F1 | Bottas il boscaiolo, Kimi l’indomito e Kvyat il vendicatore: tre eroi in copertina
Tre storie diverse. Tre storie da raccontare del GP d'Australia
“We can be heroes, just for one day”. Perché Melbourne per alcuni, di rosso vestiti va’, è stata un malinconico mistero di forma e sostanza, lo sconforto unito allo sconcerto, mentre Altri hanno indossato il mantello, come se fossero i protagonisti di un film della Marvel, per raccontare una propria versione della storia australiana, per dare un significato anche più profondo all’incedere rutilante delle gomme sull’asfalto.
A ribaltare pregiudizi e battutine, risolini e sfottò, a vincere e convincere c’ha pensato Valtteri Bottas. Il prode “boscaiolo” finlandese, a parte il look più aggressivo, ha lavorato su se stesso, s’è presentato più motivato e determinato ai nastri di partenza, ha incassato la fiducia della Mercedes e del suo mentore Wolff, e insomma ha ricordato un po’ a tutti di poter essere anche un vincente. Lumiere ha domato la Bestia, Spartaco ha rotto le catene e si è preso l’anfiteatro, ha trasformato la barba incolta e un approccio più politicamente scorretto in un messaggio a reti unificate: scusate se esisto, scusate se so anche essere veloce, scusate se posso fulminare in partenza anche Carl Lewis Hamilton di pirsona pirsonalmente.
Eroe per un giorno, ma non per caso. E il sorrisetto soddisfatto di Totone Wolff la dice lunga, ricordate quanto sia importante per un costruttore come Mercedes dimostrare che a trionfare è prima la macchina che il singolo pilota. Intelligenti Pauca, e questo Bottas il suo mantello potrebbe anche provare a tenerselo stretto.
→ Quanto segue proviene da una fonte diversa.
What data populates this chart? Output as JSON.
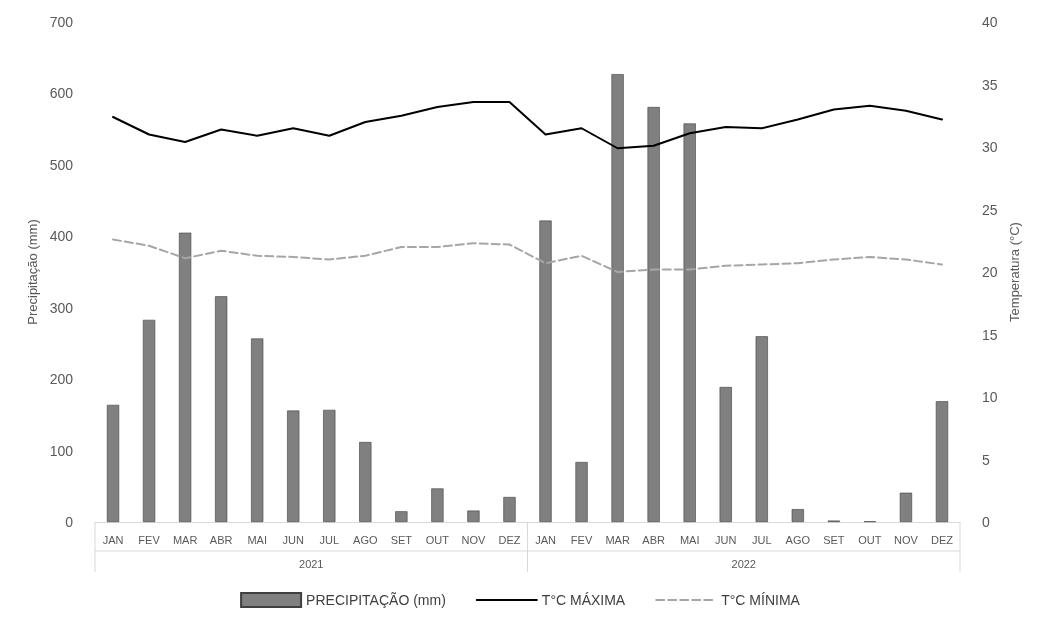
{
  "chart_data": {
    "type": "bar",
    "categories": [
      "JAN",
      "FEV",
      "MAR",
      "ABR",
      "MAI",
      "JUN",
      "JUL",
      "AGO",
      "SET",
      "OUT",
      "NOV",
      "DEZ",
      "JAN",
      "FEV",
      "MAR",
      "ABR",
      "MAI",
      "JUN",
      "JUL",
      "AGO",
      "SET",
      "OUT",
      "NOV",
      "DEZ"
    ],
    "series": [
      {
        "name": "PRECIPITAÇÃO (mm)",
        "color": "#808080",
        "values": [
          164,
          283,
          405,
          316,
          257,
          156,
          157,
          112,
          15,
          47,
          16,
          35,
          422,
          84,
          627,
          581,
          558,
          189,
          260,
          18,
          2,
          1,
          41,
          169
        ]
      },
      {
        "name": "T°C MÁXIMA",
        "type": "line",
        "axis": "y2",
        "color": "#000000",
        "line_style": "solid",
        "values": [
          32.4,
          31.0,
          30.4,
          31.4,
          30.9,
          31.5,
          30.9,
          32.0,
          32.5,
          33.2,
          33.6,
          33.6,
          31.0,
          31.5,
          29.9,
          30.1,
          31.1,
          31.6,
          31.5,
          32.2,
          33.0,
          33.3,
          32.9,
          32.2
        ]
      },
      {
        "name": "T°C MÍNIMA",
        "type": "line",
        "axis": "y2",
        "color": "#a6a6a6",
        "line_style": "dashed",
        "values": [
          22.6,
          22.1,
          21.1,
          21.7,
          21.3,
          21.2,
          21.0,
          21.3,
          22.0,
          22.0,
          22.3,
          22.2,
          20.7,
          21.3,
          20.0,
          20.2,
          20.2,
          20.5,
          20.6,
          20.7,
          21.0,
          21.2,
          21.0,
          20.6
        ]
      }
    ],
    "ylabel": "Precipitação (mm)",
    "y2label": "Temperatura (°C)",
    "ylim": [
      0,
      700
    ],
    "yticks": [
      0,
      100,
      200,
      300,
      400,
      500,
      600,
      700
    ],
    "y2lim": [
      0,
      40
    ],
    "y2ticks": [
      0,
      5,
      10,
      15,
      20,
      25,
      30,
      35,
      40
    ],
    "annotations": [
      "2021",
      "2022"
    ],
    "marker": "none",
    "grid": false,
    "legend": "bottom"
  }
}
Ma non esistono solo i primi, c’è un’intera griglia che ribolle per natura, che vive di duelli ravvicinati, di contatti più o meno leciti. Nella quale si è calato alla perfezione un campionissimo indomito, un uomo che fa del silenzio la migliore arma contro le cavolate scritte e dette, ha lo sguardo di ghiaccio ma l’anima passionale di chi guiderebbe questi missili fino a sessant’anni. Di Kimi Raikkonen stupiscono leggerezza e al contempo professionalità, il carisma con cui ha preso per mano l’Alfa Romeo Racing, la facilità con cui sono arrivate le prestazioni.
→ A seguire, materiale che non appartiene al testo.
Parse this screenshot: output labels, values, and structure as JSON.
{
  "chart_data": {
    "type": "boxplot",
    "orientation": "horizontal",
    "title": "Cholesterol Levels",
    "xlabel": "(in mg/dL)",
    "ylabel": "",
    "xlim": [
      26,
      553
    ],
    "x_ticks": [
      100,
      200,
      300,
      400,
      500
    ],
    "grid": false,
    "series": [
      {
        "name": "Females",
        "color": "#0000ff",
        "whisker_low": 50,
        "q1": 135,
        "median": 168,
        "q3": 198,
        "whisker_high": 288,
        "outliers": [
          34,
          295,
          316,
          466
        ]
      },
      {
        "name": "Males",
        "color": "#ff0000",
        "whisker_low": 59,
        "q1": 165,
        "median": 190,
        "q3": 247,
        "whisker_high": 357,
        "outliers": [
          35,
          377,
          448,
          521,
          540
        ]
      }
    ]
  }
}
La sua maschera da supereroe è una coltre di ghiaccio dietro la quale si celano lo spessore e il talento di chi fa ancora la differenza. “Ma si poteva fare anche meglio, purtroppo abbiamo dovuto cambiare le gomme troppo presto” perché per Iceman fa tutto parte di una straordinaria normalità, non c’è autocompiacimento per aver gestito quasi per tutto il GP un treno di gomme medie, ma il rammarico per non essere arrivato più in alto.
Il terzo eroe di giornata è l’uomo invisibile, il russo de Roma, il vendicatore (di se stesso) Daniil Kvyat. Invisibile agli occhi della cinica Red Bull, che lo ingaggia e silura a proprio piacimento dal 2016 ad oggi, una storia tormentata fatta di alti e bassi, di cadute e ritorni, di promozioni e retrocessioni. Ciò che non ti uccide ti rende più forte, e a soli ventiquattro anni Kvyat sembrava un reduce di guerra condannato a tracannare whisky e a giocare a biliardo come nelle peggiori pellicole americane, se solo non gli fosse stata data l’opportunità di farsi giustizia da se. E a Melbourne, in quella che è una vera e propria azione di forza, ci mette tutto: classe, testa, velocità, cattiveria. Kvyat ha preso solo un punticino, ma il decimo posto suona come la più dolce delle rivincite.
Il russo ha stretto i denti e lottato tutta la gara contro Gasly, ha permesso alla piccola Toro Rosso di chiudere davanti alla casa madre Red Bull, ha fermato i bibitari importanti sotto lo sguardo impassibile di Helmut Marko. Chissà cosa avrà pensato in quegli istanti, lui, l’invisibile diventato Vendicatore. Avrà staccato le cuffie e si sarà isolato – non sia mai fosse arrivato un team order trasversale – perché nella vita può capitare di essere invisibili, ma fessi proprio no. Hero. Just for one day. Ma è stato un grande giorno.